In a way we’ve been living in this political world since Republicans took over the House in 2011. But I think there’s a change and its name is Obamacare.
As recently as a few months ago, Obamacare was still a territory of mutual concern and ambition where both two sides came into actual and often bitter conflict. Over a period of years Republicans pushed their 30 or 40 different flavors of repeal bills. It was a live issue whether the Supreme Court would allow the program to live until mid-2012 and an open political question until the November 2012 election. Then, after the Ted Cruz/Obamacare government shutdown, improbably and unexpectedly, it became massive issue overnight with the calamitous launch of healthcare.gov.
Whether or not it was ever a realistic concern (or hope) that the program might break down amidst the rollout wreckage, it certainly seemed like a very live issue, with constant checking of enrollment data, contending policy experts, mutual spin and recrimination and so forth. This was something both sides were (and still would be) very invested in fighting over.

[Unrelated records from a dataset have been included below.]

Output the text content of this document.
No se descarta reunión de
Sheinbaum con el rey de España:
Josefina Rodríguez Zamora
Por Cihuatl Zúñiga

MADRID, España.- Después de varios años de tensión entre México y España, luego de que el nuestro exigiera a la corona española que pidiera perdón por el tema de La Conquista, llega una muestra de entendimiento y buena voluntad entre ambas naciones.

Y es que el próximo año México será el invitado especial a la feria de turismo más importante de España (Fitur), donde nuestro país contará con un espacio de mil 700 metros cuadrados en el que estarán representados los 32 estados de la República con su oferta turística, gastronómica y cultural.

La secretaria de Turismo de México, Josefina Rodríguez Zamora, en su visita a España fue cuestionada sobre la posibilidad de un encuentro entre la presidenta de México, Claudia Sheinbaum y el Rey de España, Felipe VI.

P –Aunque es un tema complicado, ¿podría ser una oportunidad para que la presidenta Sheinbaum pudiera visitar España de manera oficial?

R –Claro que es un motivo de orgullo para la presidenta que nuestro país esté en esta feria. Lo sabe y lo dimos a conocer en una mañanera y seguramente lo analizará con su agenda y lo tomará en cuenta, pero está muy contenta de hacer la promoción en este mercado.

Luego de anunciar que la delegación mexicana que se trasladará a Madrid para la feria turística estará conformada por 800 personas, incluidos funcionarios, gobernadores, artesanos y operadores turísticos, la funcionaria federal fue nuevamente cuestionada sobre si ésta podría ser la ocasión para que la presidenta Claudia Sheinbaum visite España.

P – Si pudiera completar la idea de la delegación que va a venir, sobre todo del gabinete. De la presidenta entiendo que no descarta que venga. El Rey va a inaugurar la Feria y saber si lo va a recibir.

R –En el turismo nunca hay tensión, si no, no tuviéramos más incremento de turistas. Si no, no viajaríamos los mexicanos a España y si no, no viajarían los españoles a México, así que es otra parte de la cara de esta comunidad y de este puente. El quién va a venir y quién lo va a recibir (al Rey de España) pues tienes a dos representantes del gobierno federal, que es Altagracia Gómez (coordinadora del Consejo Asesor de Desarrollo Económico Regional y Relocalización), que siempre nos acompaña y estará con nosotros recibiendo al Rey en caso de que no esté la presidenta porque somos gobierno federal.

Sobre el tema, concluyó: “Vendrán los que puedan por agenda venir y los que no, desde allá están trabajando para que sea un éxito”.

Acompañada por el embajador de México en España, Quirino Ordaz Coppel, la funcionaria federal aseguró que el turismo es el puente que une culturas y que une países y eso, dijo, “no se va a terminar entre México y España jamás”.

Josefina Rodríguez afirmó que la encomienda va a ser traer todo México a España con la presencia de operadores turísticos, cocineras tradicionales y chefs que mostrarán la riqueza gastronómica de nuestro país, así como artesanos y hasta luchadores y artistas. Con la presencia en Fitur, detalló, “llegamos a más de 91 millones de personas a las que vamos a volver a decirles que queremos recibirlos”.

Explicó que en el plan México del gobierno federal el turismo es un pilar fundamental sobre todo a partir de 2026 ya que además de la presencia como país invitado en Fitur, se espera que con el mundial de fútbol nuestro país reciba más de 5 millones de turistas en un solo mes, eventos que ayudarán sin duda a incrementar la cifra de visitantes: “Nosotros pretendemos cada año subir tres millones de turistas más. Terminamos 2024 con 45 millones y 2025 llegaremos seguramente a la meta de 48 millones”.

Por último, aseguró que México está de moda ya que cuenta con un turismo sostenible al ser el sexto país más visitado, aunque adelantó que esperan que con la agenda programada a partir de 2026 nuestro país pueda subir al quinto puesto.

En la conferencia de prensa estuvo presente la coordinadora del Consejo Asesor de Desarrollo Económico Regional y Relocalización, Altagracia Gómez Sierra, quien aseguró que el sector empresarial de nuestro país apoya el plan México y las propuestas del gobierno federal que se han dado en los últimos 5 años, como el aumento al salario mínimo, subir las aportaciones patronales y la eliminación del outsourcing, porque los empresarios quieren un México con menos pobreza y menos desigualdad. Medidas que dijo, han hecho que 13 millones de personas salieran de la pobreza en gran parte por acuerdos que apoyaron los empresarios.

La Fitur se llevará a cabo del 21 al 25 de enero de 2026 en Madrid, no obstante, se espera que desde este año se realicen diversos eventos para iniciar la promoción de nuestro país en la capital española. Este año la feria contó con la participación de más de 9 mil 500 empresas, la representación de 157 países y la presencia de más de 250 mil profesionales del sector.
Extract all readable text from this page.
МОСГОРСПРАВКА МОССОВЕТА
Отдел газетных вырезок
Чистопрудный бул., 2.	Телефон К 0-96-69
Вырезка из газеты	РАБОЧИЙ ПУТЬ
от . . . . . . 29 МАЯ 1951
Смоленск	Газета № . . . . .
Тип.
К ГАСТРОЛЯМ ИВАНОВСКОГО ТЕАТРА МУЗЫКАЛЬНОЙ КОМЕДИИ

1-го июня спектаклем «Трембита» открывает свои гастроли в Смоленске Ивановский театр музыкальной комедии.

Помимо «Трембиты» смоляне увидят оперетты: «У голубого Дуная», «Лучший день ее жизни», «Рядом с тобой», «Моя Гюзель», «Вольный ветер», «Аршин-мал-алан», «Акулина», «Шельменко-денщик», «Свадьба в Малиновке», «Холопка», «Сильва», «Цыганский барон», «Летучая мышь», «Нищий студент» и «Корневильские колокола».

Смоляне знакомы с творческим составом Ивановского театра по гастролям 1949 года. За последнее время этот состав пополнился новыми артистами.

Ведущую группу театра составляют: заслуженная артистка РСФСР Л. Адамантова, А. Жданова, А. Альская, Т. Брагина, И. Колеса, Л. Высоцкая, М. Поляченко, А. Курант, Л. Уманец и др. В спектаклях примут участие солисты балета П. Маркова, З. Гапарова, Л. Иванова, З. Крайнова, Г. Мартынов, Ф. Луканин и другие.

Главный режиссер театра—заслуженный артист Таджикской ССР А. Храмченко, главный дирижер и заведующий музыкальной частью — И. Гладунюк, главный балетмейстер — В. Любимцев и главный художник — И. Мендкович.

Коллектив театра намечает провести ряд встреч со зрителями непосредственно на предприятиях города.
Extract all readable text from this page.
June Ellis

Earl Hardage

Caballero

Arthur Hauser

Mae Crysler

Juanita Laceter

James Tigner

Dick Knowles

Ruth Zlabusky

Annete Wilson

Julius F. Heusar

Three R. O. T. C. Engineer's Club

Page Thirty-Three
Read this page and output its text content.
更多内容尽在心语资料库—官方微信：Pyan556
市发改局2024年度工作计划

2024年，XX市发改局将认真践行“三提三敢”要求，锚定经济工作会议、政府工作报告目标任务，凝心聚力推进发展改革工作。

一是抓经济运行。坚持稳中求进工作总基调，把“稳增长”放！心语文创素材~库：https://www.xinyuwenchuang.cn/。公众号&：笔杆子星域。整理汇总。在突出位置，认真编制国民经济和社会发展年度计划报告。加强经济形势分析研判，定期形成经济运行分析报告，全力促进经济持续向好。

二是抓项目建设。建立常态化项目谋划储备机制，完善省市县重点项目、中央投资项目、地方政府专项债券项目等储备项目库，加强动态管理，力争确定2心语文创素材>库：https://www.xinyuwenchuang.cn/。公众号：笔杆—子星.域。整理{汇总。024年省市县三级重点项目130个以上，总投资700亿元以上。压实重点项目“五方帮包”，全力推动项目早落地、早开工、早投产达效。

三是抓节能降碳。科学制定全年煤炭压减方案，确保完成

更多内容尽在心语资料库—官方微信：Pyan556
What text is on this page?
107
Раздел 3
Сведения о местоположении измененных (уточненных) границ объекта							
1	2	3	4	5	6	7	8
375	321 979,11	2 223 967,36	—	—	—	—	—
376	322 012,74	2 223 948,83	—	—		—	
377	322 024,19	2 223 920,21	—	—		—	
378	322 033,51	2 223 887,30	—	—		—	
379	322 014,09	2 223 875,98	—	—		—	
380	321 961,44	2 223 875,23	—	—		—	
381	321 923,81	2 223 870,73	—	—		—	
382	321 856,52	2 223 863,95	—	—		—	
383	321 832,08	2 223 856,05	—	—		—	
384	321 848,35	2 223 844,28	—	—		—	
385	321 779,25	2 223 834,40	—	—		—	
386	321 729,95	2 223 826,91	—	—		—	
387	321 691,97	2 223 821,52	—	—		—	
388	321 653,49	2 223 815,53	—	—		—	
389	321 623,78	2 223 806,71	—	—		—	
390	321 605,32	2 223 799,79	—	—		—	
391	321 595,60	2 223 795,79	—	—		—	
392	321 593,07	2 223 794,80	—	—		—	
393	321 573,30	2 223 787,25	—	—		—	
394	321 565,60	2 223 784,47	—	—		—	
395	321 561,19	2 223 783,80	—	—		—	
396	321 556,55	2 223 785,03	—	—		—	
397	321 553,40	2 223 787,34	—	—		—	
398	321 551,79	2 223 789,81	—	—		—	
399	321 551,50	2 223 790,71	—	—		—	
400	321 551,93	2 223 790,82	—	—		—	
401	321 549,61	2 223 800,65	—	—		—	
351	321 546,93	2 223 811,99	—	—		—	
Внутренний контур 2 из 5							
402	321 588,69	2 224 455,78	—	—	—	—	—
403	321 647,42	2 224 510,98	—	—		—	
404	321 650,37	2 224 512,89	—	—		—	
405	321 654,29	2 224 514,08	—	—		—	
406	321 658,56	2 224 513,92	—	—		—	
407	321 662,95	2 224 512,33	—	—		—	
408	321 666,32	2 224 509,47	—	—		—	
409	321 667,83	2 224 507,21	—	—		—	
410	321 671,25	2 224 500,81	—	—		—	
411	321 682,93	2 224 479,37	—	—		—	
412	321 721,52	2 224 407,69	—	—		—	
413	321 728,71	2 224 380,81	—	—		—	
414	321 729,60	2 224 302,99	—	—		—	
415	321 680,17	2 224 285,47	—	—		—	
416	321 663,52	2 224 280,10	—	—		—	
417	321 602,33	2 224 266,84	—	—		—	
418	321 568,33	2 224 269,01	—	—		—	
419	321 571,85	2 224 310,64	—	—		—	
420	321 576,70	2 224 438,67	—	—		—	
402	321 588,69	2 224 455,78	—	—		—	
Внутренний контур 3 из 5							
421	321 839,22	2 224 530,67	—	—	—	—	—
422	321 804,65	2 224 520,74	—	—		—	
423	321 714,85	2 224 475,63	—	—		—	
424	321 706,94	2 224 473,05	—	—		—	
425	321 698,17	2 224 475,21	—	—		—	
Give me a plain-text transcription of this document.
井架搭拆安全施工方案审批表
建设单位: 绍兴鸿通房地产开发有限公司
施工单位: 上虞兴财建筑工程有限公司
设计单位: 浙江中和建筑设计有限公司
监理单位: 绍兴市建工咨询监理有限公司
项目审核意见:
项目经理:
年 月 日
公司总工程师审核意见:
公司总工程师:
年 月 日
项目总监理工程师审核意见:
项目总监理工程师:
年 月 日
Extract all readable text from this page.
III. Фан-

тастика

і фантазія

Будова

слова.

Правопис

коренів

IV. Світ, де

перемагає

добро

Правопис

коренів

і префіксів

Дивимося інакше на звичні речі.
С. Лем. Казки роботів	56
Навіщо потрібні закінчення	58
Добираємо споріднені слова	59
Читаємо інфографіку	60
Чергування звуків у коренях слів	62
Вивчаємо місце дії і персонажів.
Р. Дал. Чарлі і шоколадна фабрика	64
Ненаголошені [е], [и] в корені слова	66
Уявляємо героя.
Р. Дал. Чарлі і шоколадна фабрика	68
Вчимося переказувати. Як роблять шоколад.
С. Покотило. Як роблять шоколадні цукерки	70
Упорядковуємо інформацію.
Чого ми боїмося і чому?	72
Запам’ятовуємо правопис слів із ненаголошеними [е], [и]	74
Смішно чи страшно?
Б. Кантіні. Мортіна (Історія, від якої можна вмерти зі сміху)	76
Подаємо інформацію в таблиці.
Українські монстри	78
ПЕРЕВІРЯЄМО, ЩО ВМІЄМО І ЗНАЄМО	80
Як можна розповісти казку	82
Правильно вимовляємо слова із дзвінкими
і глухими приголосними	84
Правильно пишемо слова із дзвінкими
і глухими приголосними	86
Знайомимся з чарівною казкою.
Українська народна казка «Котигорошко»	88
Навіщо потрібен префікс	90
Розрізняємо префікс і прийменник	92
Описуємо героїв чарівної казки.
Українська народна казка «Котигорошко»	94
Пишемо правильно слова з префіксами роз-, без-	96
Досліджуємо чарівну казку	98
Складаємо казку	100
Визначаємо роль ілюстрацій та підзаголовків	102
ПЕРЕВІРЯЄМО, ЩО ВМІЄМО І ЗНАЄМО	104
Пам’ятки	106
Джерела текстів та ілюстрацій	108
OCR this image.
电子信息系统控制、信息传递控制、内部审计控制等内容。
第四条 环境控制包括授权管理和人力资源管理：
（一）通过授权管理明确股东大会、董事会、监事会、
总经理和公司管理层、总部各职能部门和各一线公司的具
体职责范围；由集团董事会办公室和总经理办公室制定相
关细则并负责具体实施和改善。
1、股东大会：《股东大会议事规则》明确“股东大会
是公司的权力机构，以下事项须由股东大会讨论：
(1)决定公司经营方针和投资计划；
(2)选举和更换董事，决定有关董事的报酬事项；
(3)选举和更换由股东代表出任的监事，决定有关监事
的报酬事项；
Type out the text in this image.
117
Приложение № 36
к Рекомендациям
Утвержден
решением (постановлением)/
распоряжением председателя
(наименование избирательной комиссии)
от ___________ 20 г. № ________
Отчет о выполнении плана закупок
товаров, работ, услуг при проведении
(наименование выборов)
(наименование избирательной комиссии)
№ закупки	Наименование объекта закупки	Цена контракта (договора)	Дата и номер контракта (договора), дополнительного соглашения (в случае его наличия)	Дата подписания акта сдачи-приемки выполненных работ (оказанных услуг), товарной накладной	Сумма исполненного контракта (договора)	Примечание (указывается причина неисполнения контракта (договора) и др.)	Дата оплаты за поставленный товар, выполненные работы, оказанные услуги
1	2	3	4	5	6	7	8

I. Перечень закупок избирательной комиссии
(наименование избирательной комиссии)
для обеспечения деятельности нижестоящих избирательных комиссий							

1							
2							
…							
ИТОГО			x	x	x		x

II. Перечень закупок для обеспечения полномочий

But that seems pretty much done now. A realistic view suggests that is because it’s now clear the program won’t fail and isn’t going anywhere. The legislation was stronger than the website. There’s even growing evidence it’s picking up steam. On the margins we’re even seeing cases where Republicans are getting wrong-footed over the issue. But wherever you come down on the issue, you only need to look at the headlines to see nobody is really talking about it.
I don’t know what the best analogy is, perhaps two heavyweights in the late rounds of a title fight who start hanging on each other in a tacit pact of exhaustion. Or possibly a couple in a hopeless marriage that instead of reconciliation or divorce settle down to a de facto separation under a common roof.
However you choose to describe it, both sides of the partisan divide are operating in their own political universe, on their own political turfs. And the most striking thing is that both seem content to keep it that way.